Imagine waking up one day to find that everything had changed practically over night. All over the world massive destruction due to one natural disaster after another. And what if there was no way to turn back the clock. To wake up knowing that each day will be worse than the one before. No electricity. No phone service. No gas or oil. Limited food supplies. What is there left to hope for? How would you live your last days?
Meet Miranda your personal guide through this terrifying adventure.
Pfeffer, Susan Beth. 2006. Life As We Knew It.

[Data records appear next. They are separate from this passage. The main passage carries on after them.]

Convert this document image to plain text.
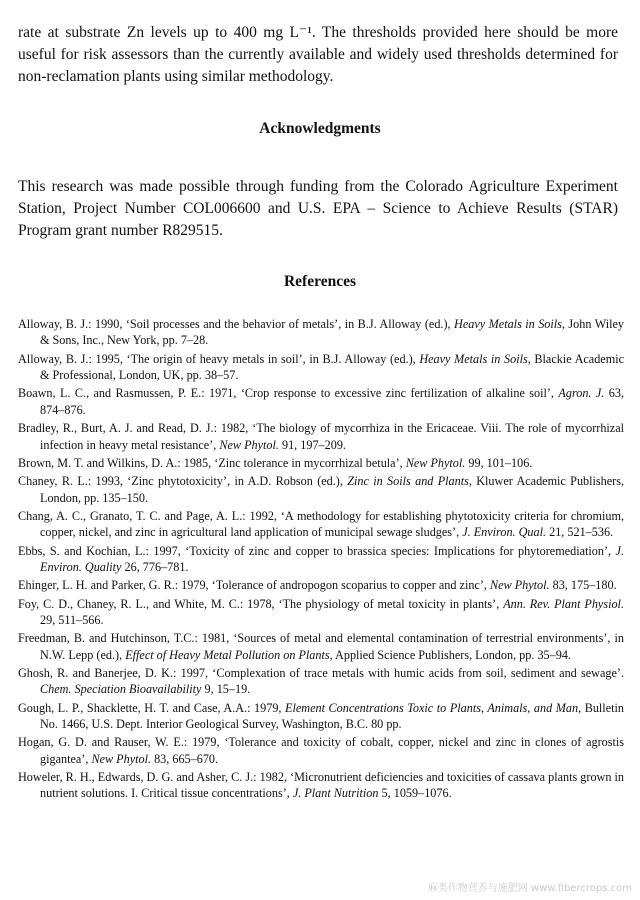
rate at substrate Zn levels up to 400 mg L⁻¹. The thresholds provided here should be more useful for risk assessors than the currently available and widely used thresholds determined for non-reclamation plants using similar methodology.

Acknowledgments

This research was made possible through funding from the Colorado Agriculture Experiment Station, Project Number COL006600 and U.S. EPA – Science to Achieve Results (STAR) Program grant number R829515.

References
Alloway, B. J.: 1990, ‘Soil processes and the behavior of metals’, in B.J. Alloway (ed.), Heavy Metals in Soils, John Wiley & Sons, Inc., New York, pp. 7–28.
Alloway, B. J.: 1995, ‘The origin of heavy metals in soil’, in B.J. Alloway (ed.), Heavy Metals in Soils, Blackie Academic & Professional, London, UK, pp. 38–57.
Boawn, L. C., and Rasmussen, P. E.: 1971, ‘Crop response to excessive zinc fertilization of alkaline soil’, Agron. J. 63, 874–876.
Bradley, R., Burt, A. J. and Read, D. J.: 1982, ‘The biology of mycorrhiza in the Ericaceae. Viii. The role of mycorrhizal infection in heavy metal resistance’, New Phytol. 91, 197–209.
Brown, M. T. and Wilkins, D. A.: 1985, ‘Zinc tolerance in mycorrhizal betula’, New Phytol. 99, 101–106.
Chaney, R. L.: 1993, ‘Zinc phytotoxicity’, in A.D. Robson (ed.), Zinc in Soils and Plants, Kluwer Academic Publishers, London, pp. 135–150.
Chang, A. C., Granato, T. C. and Page, A. L.: 1992, ‘A methodology for establishing phytotoxicity criteria for chromium, copper, nickel, and zinc in agricultural land application of municipal sewage sludges’, J. Environ. Qual. 21, 521–536.
Ebbs, S. and Kochian, L.: 1997, ‘Toxicity of zinc and copper to brassica species: Implications for phytoremediation’, J. Environ. Quality 26, 776–781.
Ehinger, L. H. and Parker, G. R.: 1979, ‘Tolerance of andropogon scoparius to copper and zinc’, New Phytol. 83, 175–180.
Foy, C. D., Chaney, R. L., and White, M. C.: 1978, ‘The physiology of metal toxicity in plants’, Ann. Rev. Plant Physiol. 29, 511–566.
Freedman, B. and Hutchinson, T.C.: 1981, ‘Sources of metal and elemental contamination of terrestrial environments’, in N.W. Lepp (ed.), Effect of Heavy Metal Pollution on Plants, Applied Science Publishers, London, pp. 35–94.
Ghosh, R. and Banerjee, D. K.: 1997, ‘Complexation of trace metals with humic acids from soil, sediment and sewage’. Chem. Speciation Bioavailability 9, 15–19.
Gough, L. P., Shacklette, H. T. and Case, A.A.: 1979, Element Concentrations Toxic to Plants, Animals, and Man, Bulletin No. 1466, U.S. Dept. Interior Geological Survey, Washington, B.C. 80 pp.
Hogan, G. D. and Rauser, W. E.: 1979, ‘Tolerance and toxicity of cobalt, copper, nickel and zinc in clones of agrostis gigantea’, New Phytol. 83, 665–670.
Howeler, R. H., Edwards, D. G. and Asher, C. J.: 1982, ‘Micronutrient deficiencies and toxicities of cassava plants grown in nutrient solutions. I. Critical tissue concentrations’, J. Plant Nutrition 5, 1059–1076.
麻类作物营养与施肥网 www.fibercrops.com
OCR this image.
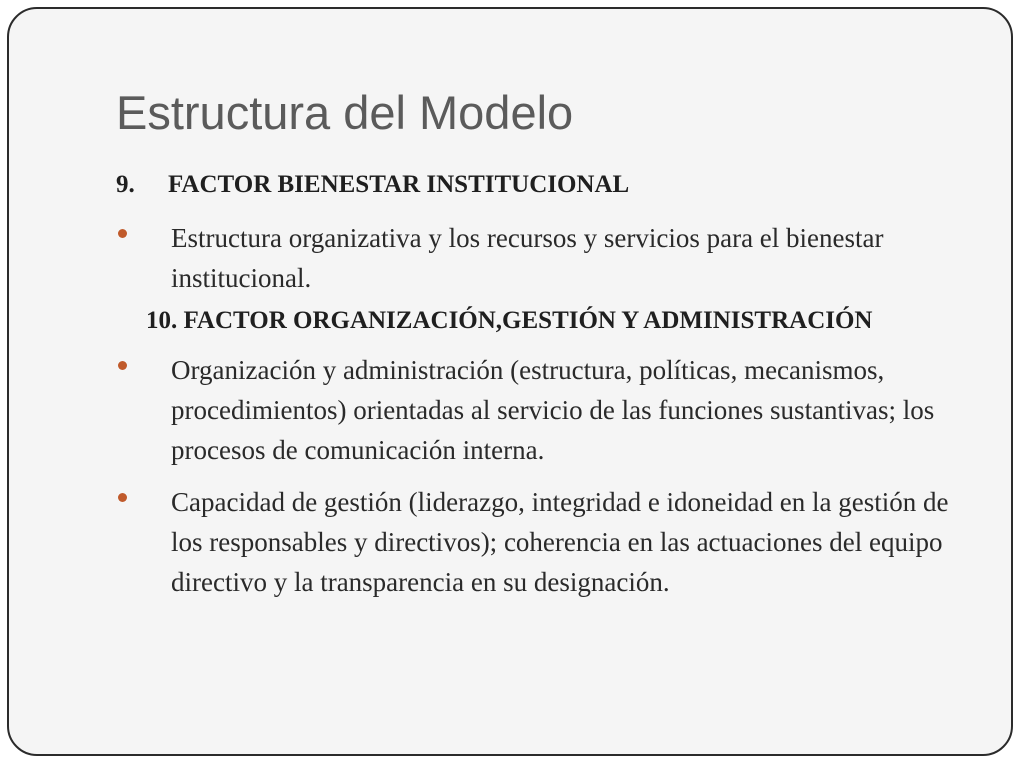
Estructura del Modelo
9. FACTOR BIENESTAR INSTITUCIONAL
Estructura organizativa y los recursos y servicios para el bienestar institucional.
10. FACTOR ORGANIZACIÓN,GESTIÓN Y ADMINISTRACIÓN
Organización y administración (estructura, políticas, mecanismos, procedimientos) orientadas al servicio de las funciones sustantivas; los procesos de comunicación interna.
Capacidad de gestión (liderazgo, integridad e idoneidad en la gestión de los responsables y directivos); coherencia en las actuaciones del equipo directivo y la transparencia en su designación.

When we first meet Miranda she is a happy, practically care-free young girl with so much to look forward to. It's May of her sophomore year. She's sixteen and dealing with ordinary problems. Friends. Boys. Schoolwork. But less than one week after our narrative opens, Miranda's world is about to change and she doesn't even know it. When they first hear that astronomers are predicting that a meteor will hit the moon, it's a time of light-hearted celebration. Teachers assign students moon-based assignments. After all, wasn't meteors hitting the moon how the moon got all those craters to begin with? What's the big deal? But what astronomers failed to predict--or failed to announce--is that this would be the largest meteor to ever hit the moon. Still families make plans to sit out on the lawn, some even baking cookies or popping popcorn to celebrate this once-in-a-lifetime event, to watch history in the making. Miranda and her family witness the meteor hitting, but what no one could have predicted is that they are witnessing the destruction of life as we know it. The meteor hits the moon setting it not only off-tilt but bringing it dangerously close to Earth. Scary to witness, but Miranda has no idea what it has set into motion. Tsunamis, earthquakes, floods, volcanoes, wild fires. And that is just the beginning.
Journey with Miranda through these terrifying months (May-March) as everyone struggles to survive.
Susan Beth Pfeffer has created a very exciting novel sure to leave an impact on her readers. Writing since 1970, she has written over sixty books for children and young adults.